85 In this appeal Multiplex and Fugen first contend that, in deducting $97 from the claim of $447, his Honour under-estimated Mr Irving’s potential for obtaining work in higher paid occupations. I reiterate that the $447 per week represents the difference between what Mr Irving would have earned as a bricklayer ($896 per week) and what he was earning as a storeman ($449 per week).

86 It is apparent from his Honour’s reasoning that he took all relevant matters into account in deducting the $97. In my view, the findings in this regard were open to the judge and error in this respect has not been demonstrated.

87 Multiplex and Fugen then pointed out that, while the judge had deducted between 10% and 11% from Mr Irving’s claim in respect of past loss of economic capacity (by reason of the vagaries of the building industry), he had made no such deduction in respect of future loss of earning capacity.

88 Mr Bozic SC, who together with Mr Fletcher appeared for Mr Irving, submitted that it should be inferred that Walmsley DCJ took into account such a deduction in reducing the $447 per week claimed to $350.

89 I am unable to accept this submission. The deduction in respect of the swings and roundabouts of the building industry has to be made from the sum of $896 per week, that being the weekly wage Mr Irving would have earned had he worked without interruption as a bricklayer. Ten per cent of $896 is $89. The difference between $447 and $350 is $97. If the judge took into account the vagaries of the building industry in arriving at the figure of $350, it would mean that he allowed only $8 per week for the prospect that, in the future, Mr Irving might obtain employment at a materially higher wage than $449 per week. The amount of $8 per week is so low as to give rise to the inference that Walmsley DCJ did not make any deduction from the sum of $896 in calculating loss of future earning capacity. His Honour merely allowed $97 for the possibility that Mr Irving might obtain higher paid employment in the future.

90 In my opinion, his Honour erred in this respect. Once it was necessary for him to make an allowance, in respect of past loss of economic capacity, for cyclical changes in employment opportunities in the building industry, then it was incumbent on his Honour to make a similar allowance when calculating loss of future earning capacity. As I have indicated, the inference is that his Honour did not do so.

91 In my view, an amount of $90 (being between 10% and 11% of $896) should be deducted from the sum of $350 per week (being the sum that his Honour determined reflected Mr Irving’s loss of future earning capacity. In other words, I consider that the proper allowance for the loss of Mr Irving’s future earning capacity is the sum of $260 per week.

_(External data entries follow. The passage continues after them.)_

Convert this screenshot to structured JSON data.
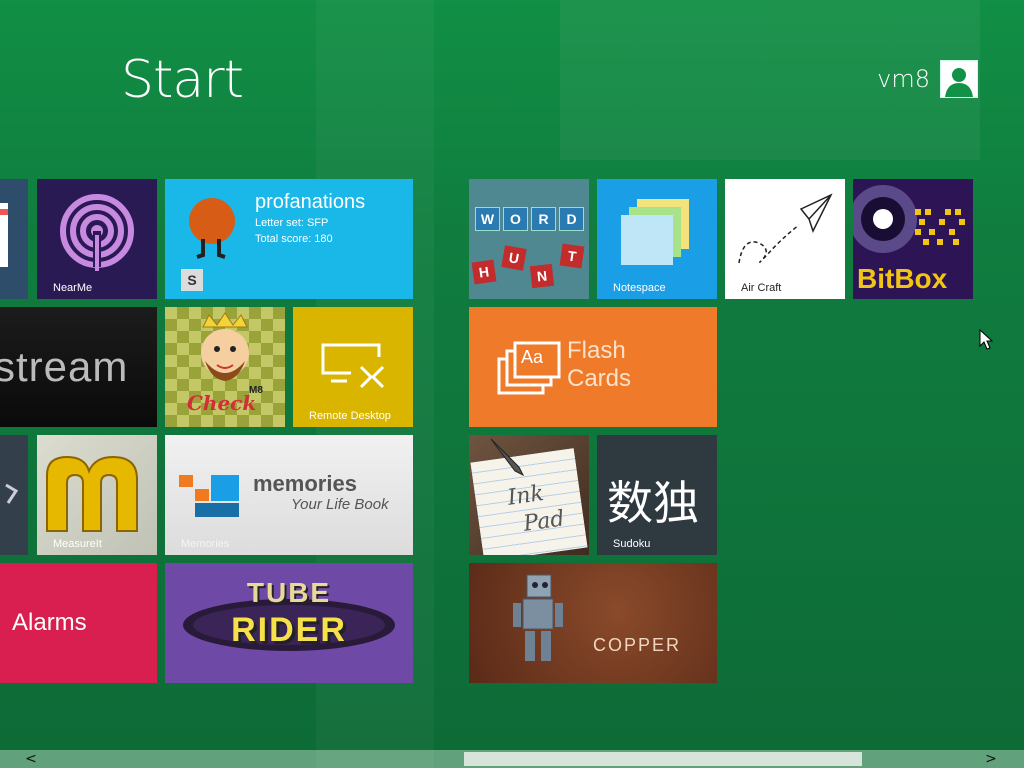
{
  "header": {
    "title": "Start",
    "user_name": "vm8"
  },
  "tiles": {
    "nearme": {
      "label": "NearMe"
    },
    "profanations": {
      "title": "profanations",
      "line1": "Letter set: SFP",
      "line2": "Total score: 180",
      "badge": "S"
    },
    "stream": {
      "text": "stream"
    },
    "checkm8": {
      "text": "Check",
      "sup": "M8"
    },
    "remote": {
      "label": "Remote Desktop"
    },
    "measureit": {
      "label": "MeasureIt"
    },
    "memories": {
      "title": "memories",
      "subtitle": "Your Life Book",
      "label": "Memories"
    },
    "alarms": {
      "label": "Alarms"
    },
    "tuberider": {
      "line1": "TUBE",
      "line2": "RIDER"
    },
    "wordhunt": {
      "letters_top": [
        "W",
        "O",
        "R",
        "D"
      ],
      "letters_bottom": [
        "H",
        "U",
        "N",
        "T"
      ]
    },
    "notespace": {
      "label": "Notespace"
    },
    "aircraft": {
      "label": "Air Craft"
    },
    "bitbox": {
      "text": "BitBox"
    },
    "flashcards": {
      "line1": "Flash",
      "line2": "Cards",
      "icon_text": "Aa"
    },
    "inkpad": {
      "line1": "Ink",
      "line2": "Pad"
    },
    "sudoku": {
      "chars": "数独",
      "label": "Sudoku"
    },
    "copper": {
      "label": "COPPER"
    }
  },
  "colors": {
    "background": "#107d3f",
    "nearme": "#2a1a54",
    "profanations": "#1ab8e8",
    "remote": "#d9b500",
    "memories": "#e8e8e8",
    "alarms": "#d81f4f",
    "tuberider": "#6e4aa6",
    "notespace": "#1a9ee6",
    "flashcards": "#ee7a2a",
    "sudoku": "#2f3a40",
    "copper": "#6b3420"
  },
  "scrollbar": {
    "left_arrow": "<",
    "right_arrow": ">"
  }
}
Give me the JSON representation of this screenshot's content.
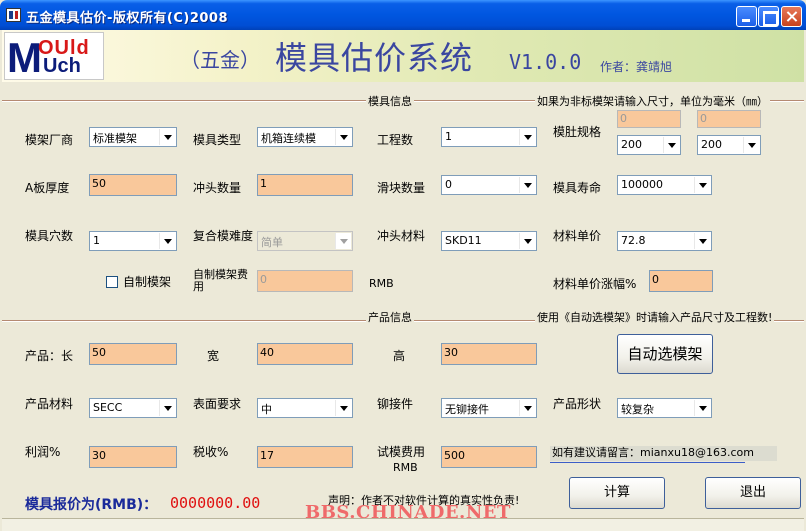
{
  "window": {
    "title": "五金模具估价-版权所有(C)2008"
  },
  "banner": {
    "logo_m": "M",
    "logo_ould": "OUld",
    "logo_uch": "Uch",
    "subtitle": "（五金）",
    "title": "模具估价系统",
    "version": "V1.0.0",
    "author": "作者：龚靖旭"
  },
  "mold_section": {
    "label": "模具信息",
    "hint": "如果为非标模架请输入尺寸，单位为毫米（㎜）",
    "frame_vendor": {
      "label": "模架厂商",
      "value": "标准模架"
    },
    "mold_type": {
      "label": "模具类型",
      "value": "机箱连续模"
    },
    "stations": {
      "label": "工程数",
      "value": "1"
    },
    "cavity_spec": {
      "label": "模肚规格",
      "w_input": "0",
      "h_input": "0",
      "w_select": "200",
      "h_select": "200"
    },
    "a_plate": {
      "label": "A板厚度",
      "value": "50"
    },
    "punch_count": {
      "label": "冲头数量",
      "value": "1"
    },
    "slider_count": {
      "label": "滑块数量",
      "value": "0"
    },
    "mold_life": {
      "label": "模具寿命",
      "value": "100000"
    },
    "cavities": {
      "label": "模具穴数",
      "value": "1"
    },
    "compound_diff": {
      "label": "复合模难度",
      "value": "简单"
    },
    "punch_material": {
      "label": "冲头材料",
      "value": "SKD11"
    },
    "material_price": {
      "label": "材料单价",
      "value": "72.8"
    },
    "self_made": {
      "label": "自制模架"
    },
    "self_cost": {
      "label": "自制模架费用",
      "value": "0",
      "unit": "RMB"
    },
    "price_rise": {
      "label": "材料单价涨幅%",
      "value": "0"
    }
  },
  "product_section": {
    "label": "产品信息",
    "hint": "使用《自动选模架》时请输入产品尺寸及工程数!",
    "length": {
      "label": "产品：长",
      "value": "50"
    },
    "width": {
      "label": "宽",
      "value": "40"
    },
    "height": {
      "label": "高",
      "value": "30"
    },
    "auto_button": "自动选模架",
    "material": {
      "label": "产品材料",
      "value": "SECC"
    },
    "surface": {
      "label": "表面要求",
      "value": "中"
    },
    "rivet": {
      "label": "铆接件",
      "value": "无铆接件"
    },
    "shape": {
      "label": "产品形状",
      "value": "较复杂"
    },
    "profit": {
      "label": "利润%",
      "value": "30"
    },
    "tax": {
      "label": "税收%",
      "value": "17"
    },
    "trial_fee": {
      "label": "试模费用",
      "unit": "RMB",
      "value": "500"
    },
    "contact": "如有建议请留言：mianxu18@163.com"
  },
  "footer": {
    "price_label": "模具报价为(RMB)：",
    "price_value": "0000000.00",
    "notice": "声明：作者不对软件计算的真实性负责!",
    "calc_button": "计算",
    "exit_button": "退出",
    "watermark": "BBS.CHINADE.NET"
  }
}
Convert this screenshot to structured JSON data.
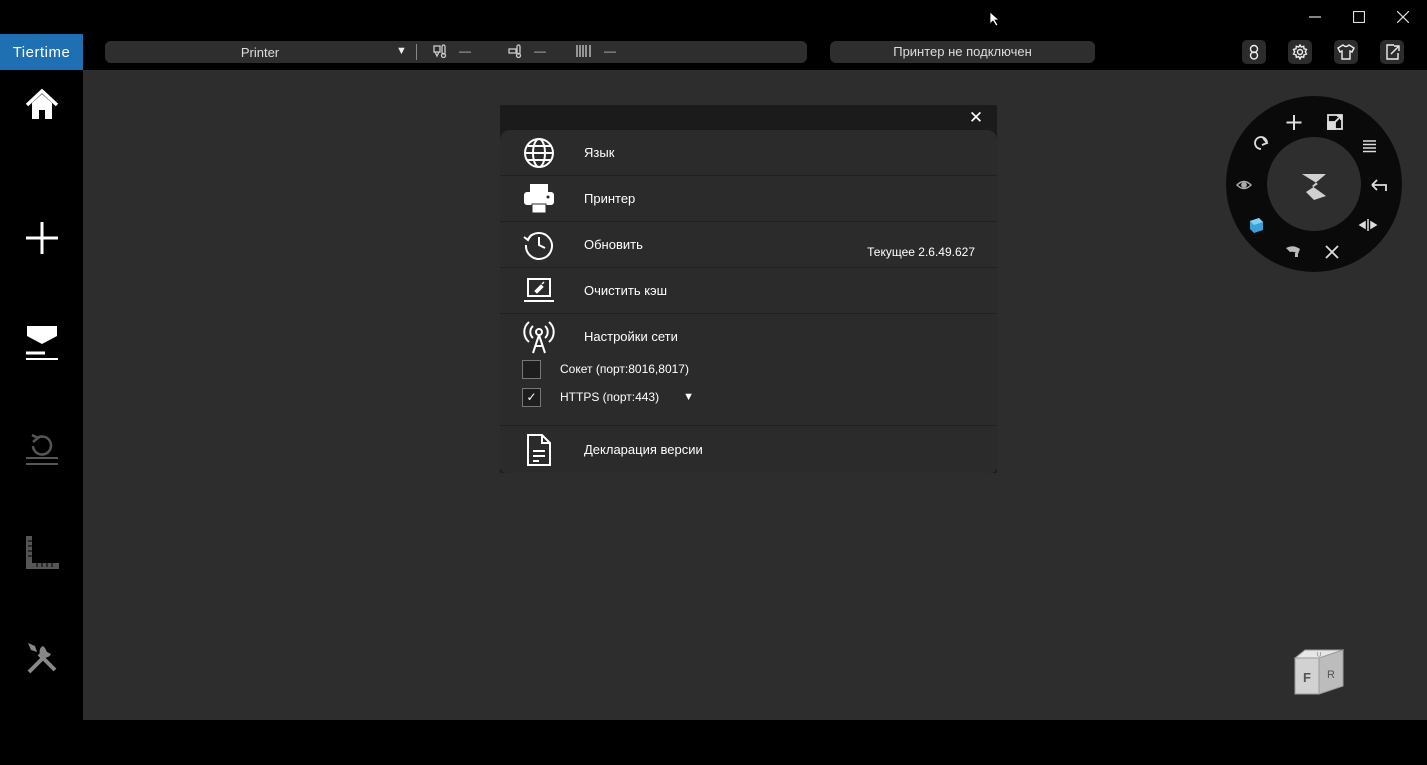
{
  "window": {
    "controls": [
      "minimize",
      "maximize",
      "close"
    ]
  },
  "toolbar": {
    "logo": "Tiertime",
    "printer_name": "Printer",
    "nozzle_temp": "—",
    "bed_temp": "—",
    "material": "—",
    "status": "Принтер не подключен",
    "icons": [
      "account-icon",
      "settings-icon",
      "skin-icon",
      "export-icon"
    ]
  },
  "sidebar": {
    "items": [
      "home",
      "add",
      "print",
      "maintenance",
      "calibrate",
      "tools"
    ]
  },
  "dialog": {
    "close_glyph": "✕",
    "rows": {
      "language": "Язык",
      "printer": "Принтер",
      "update": "Обновить",
      "current_version": "Текущее 2.6.49.627",
      "clear_cache": "Очистить кэш",
      "network": "Настройки сети",
      "version_declaration": "Декларация версии"
    },
    "network_options": {
      "socket_label": "Сокет (порт:8016,8017)",
      "socket_checked": false,
      "https_label": "HTTPS (порт:443)",
      "https_checked": true,
      "check_glyph": "✓",
      "caret_glyph": "▼"
    }
  },
  "radial_menu": {
    "items": [
      "move",
      "scale",
      "layers",
      "undo",
      "mirror",
      "shrink",
      "support",
      "solid",
      "view",
      "rotate"
    ],
    "center": "auto-place"
  },
  "view_cube": {
    "front": "F",
    "right": "R",
    "top": "U"
  }
}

      No orders to be made at this stage

92 The parties requested the Court not to make any orders at this stage. They indicated that they would bring in draft minutes of orders after the findings of the Court had been considered.

93 With this in mind, I propose that an order merely be made that, within 21 days, the parties bring in an agreed draft minute of orders and, failing agreement, their respective proposed draft minutes, together with written submissions supporting the draft minutes.

94 PEARLMAN AJA: I have had the advantage of reading in draft the judgments of both Santow and Ipp JJA. I agree with the reasoning of both their Honours. In particular, however, I agree with the reasoning of Santow JA that the present result can be reached in two ways, but the result is the same whichever route is followed.